I am working on a commerce site that lets users get "points" for shopping at participating sites. right now they must scan a receipt in order to get points. We want to simplify this by introducing an API that other sites can use to integrate with ours. Our site has users that have accounts so the requires are as follows:

  • let users log in to our site from the merchant order confirm page / checkout page
  • after user makes a purchase, the merchant site must let our site know the purchaser's user id, transaction total and transaction id
  • most important: the 开发者_StackOverflow中文版less work merchant sites need to do to implement this the better, we are talking really small businesses here without any full time web programmers.

Some ideas I have:

  • obviously having a java webservice api is best, but might be asking to much for some merchants to implement it on their cookiecutter shopping cart sites.
  • iframe our stuff in, but not sure how do get the transaction amount in securely
  • javascript api.. also, pretty certain it cannot be secured.

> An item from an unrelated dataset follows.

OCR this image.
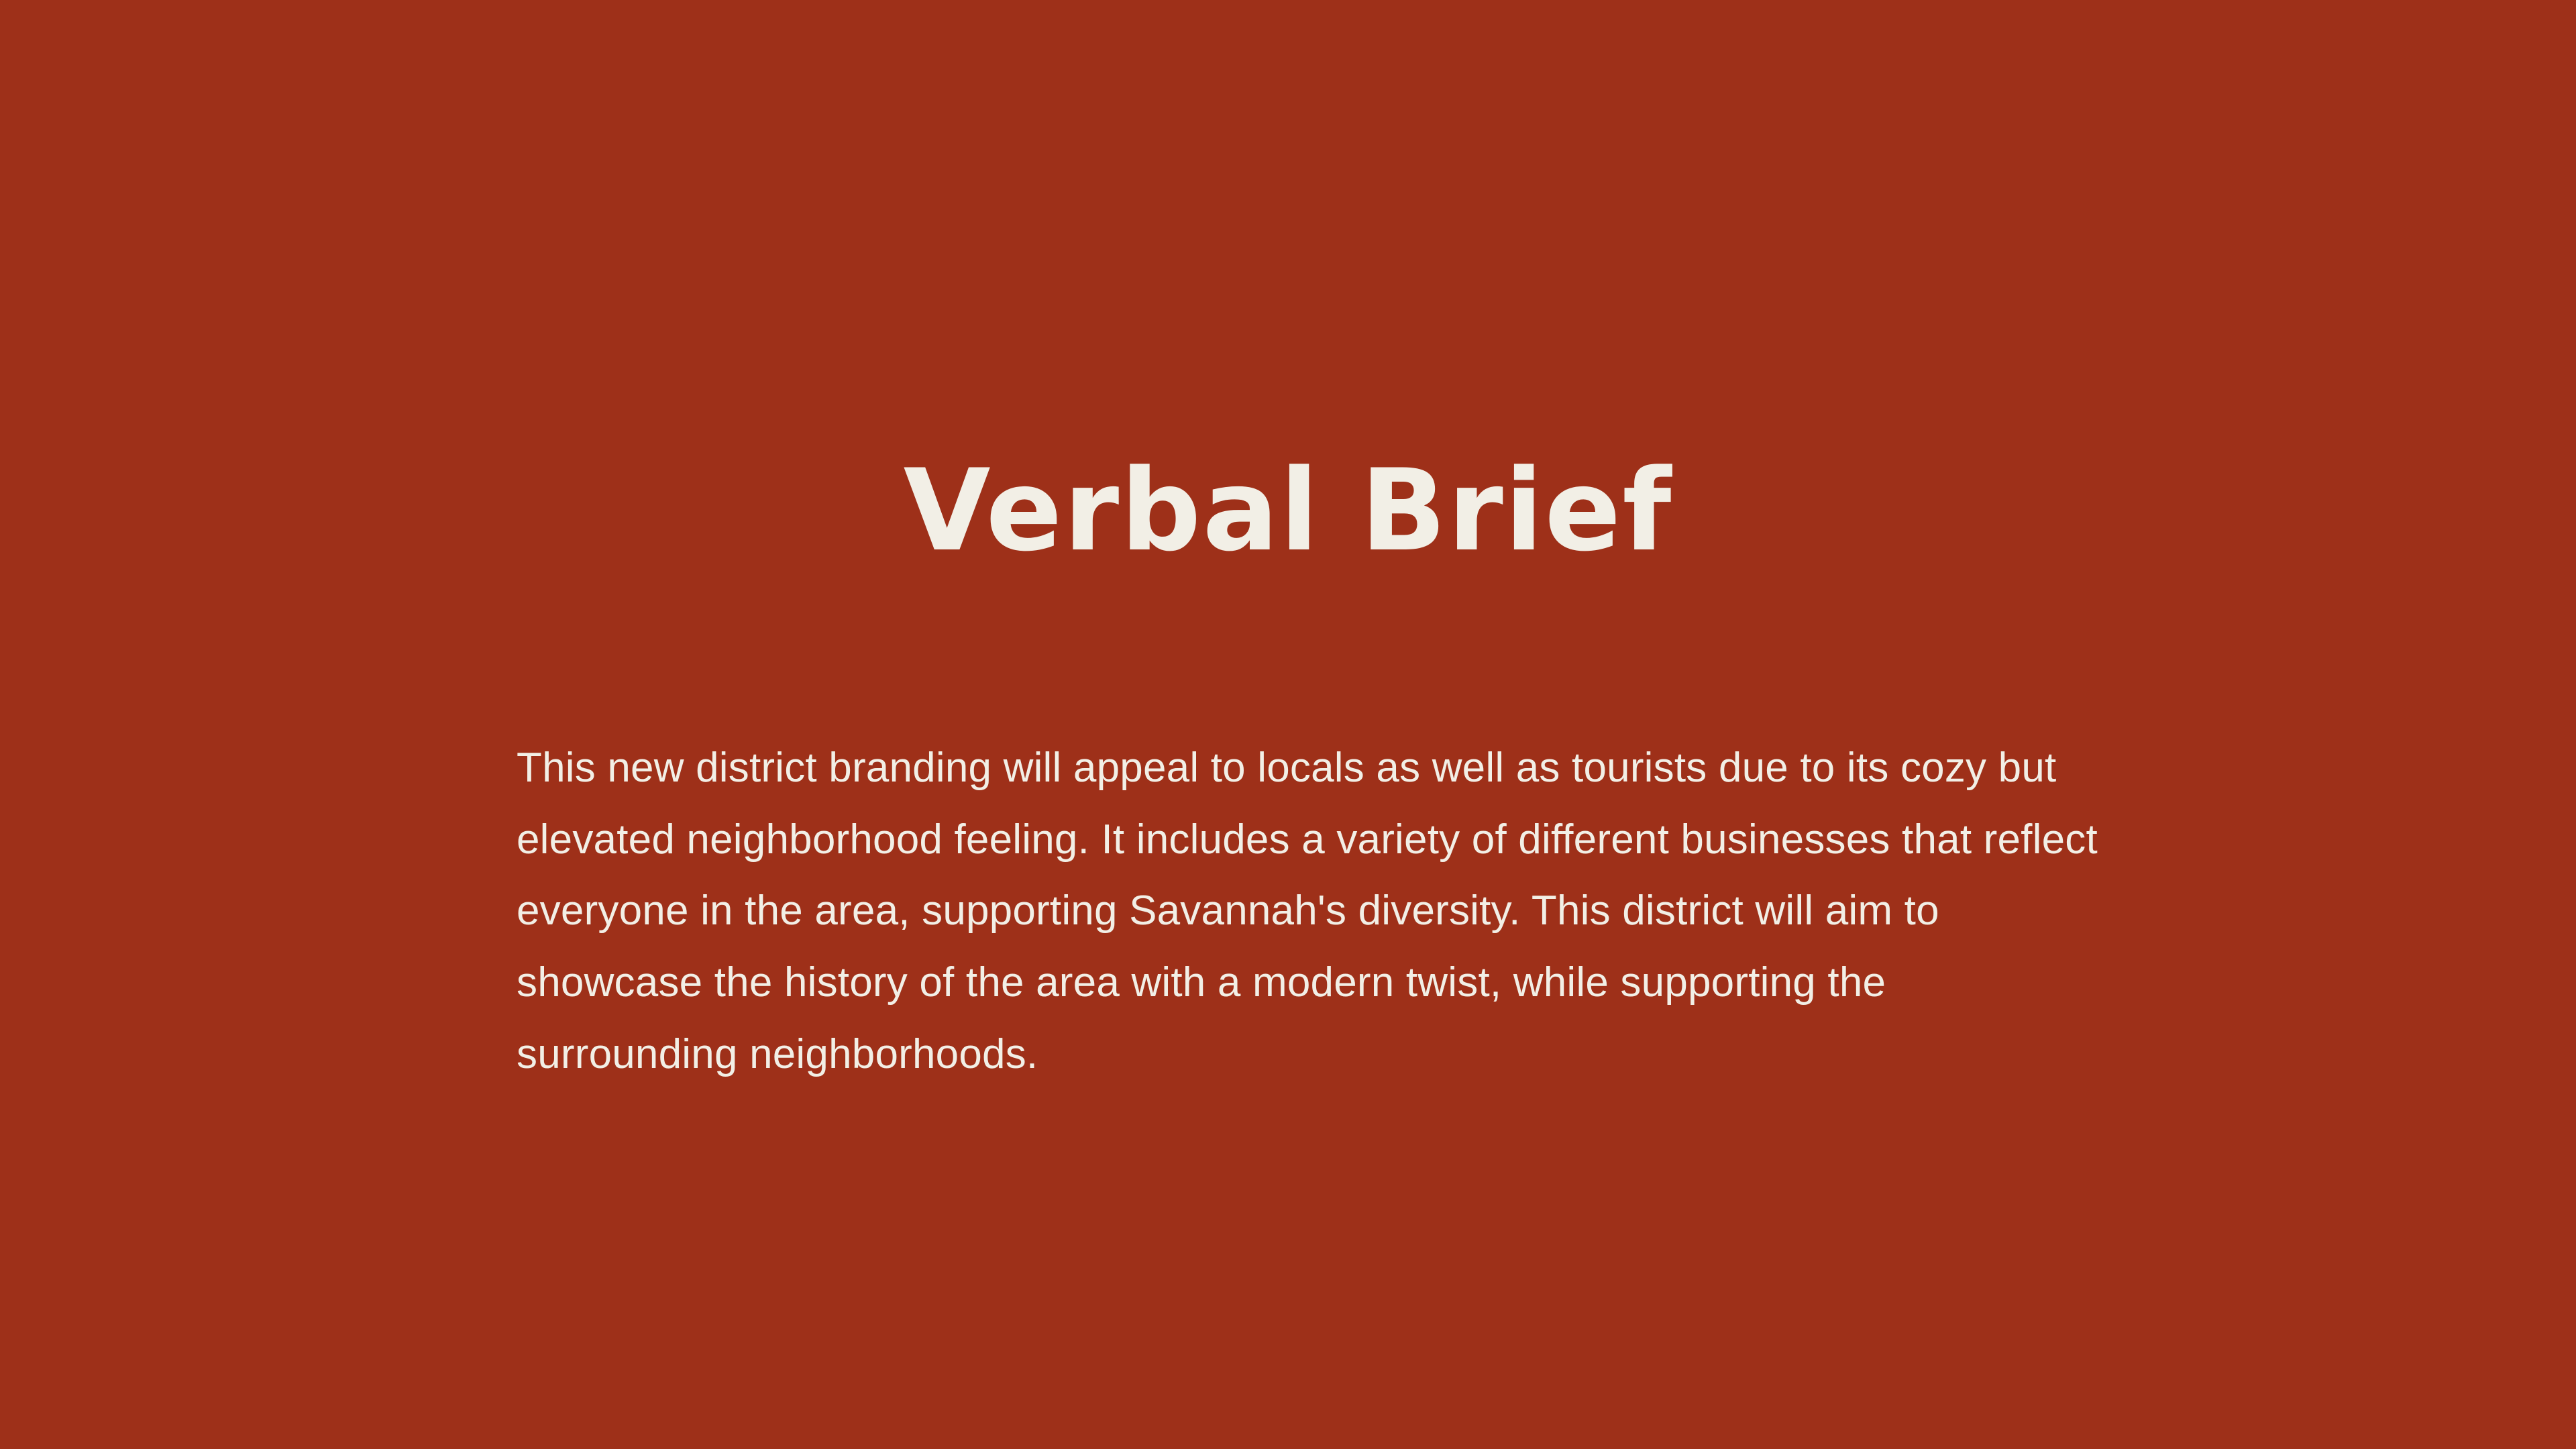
Verbal Brief

This new district branding will appeal to locals as well as tourists due to its cozy but elevated neighborhood feeling. It includes a variety of different businesses that reflect everyone in the area, supporting Savannah's diversity. This district will aim to showcase the history of the area with a modern twist, while supporting the surrounding neighborhoods.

I'll sketch a strawman hack solution. Ignoring security for now, presumably the flow could go something like this.

  1. User goes to site X and purchases something
  2. Before finalizing the purchase, they redirect to your log in page with GET/POST parameter transaction ID and a redirect URL
  3. You log them in, creating a unique callback id passed via HTTP and redirect to their cart page
  4. Transaction completed, they hit a REST API on your site to indicate the transaction is complete and include the cost

Taking into account security we need to look at the possible places where we can fake a transaction

  1. Impostor passes in fake ID in step 2). This shouldn't be a problem since the client site presumably can verify the validity of a transaction ID
  2. Impostor takes callback ID in #3 and passes it to API, creating a false transaction. For this we can encrypt the callback ID at the host server (in addition to whatever SSL security is between the webserver and the client), it is then decrypted at the client's site and passed (via SSL) unencrypted to the host's REST API.

In short, the client would need to be able to

  1. Accept/generate parameters
  2. Decrypt a string
  3. Call an arbitrary URL to hit the REST interface (or have some way of notifying the host site of the callback, obviously not via redirect since this would reveal the ID).

One advantage to this approach is that 2/3 could be done asynchronously. If their hosting solution doesn't allow custom code, you could provide a script that would batch and send this at various intervals provided they log the information somewhere.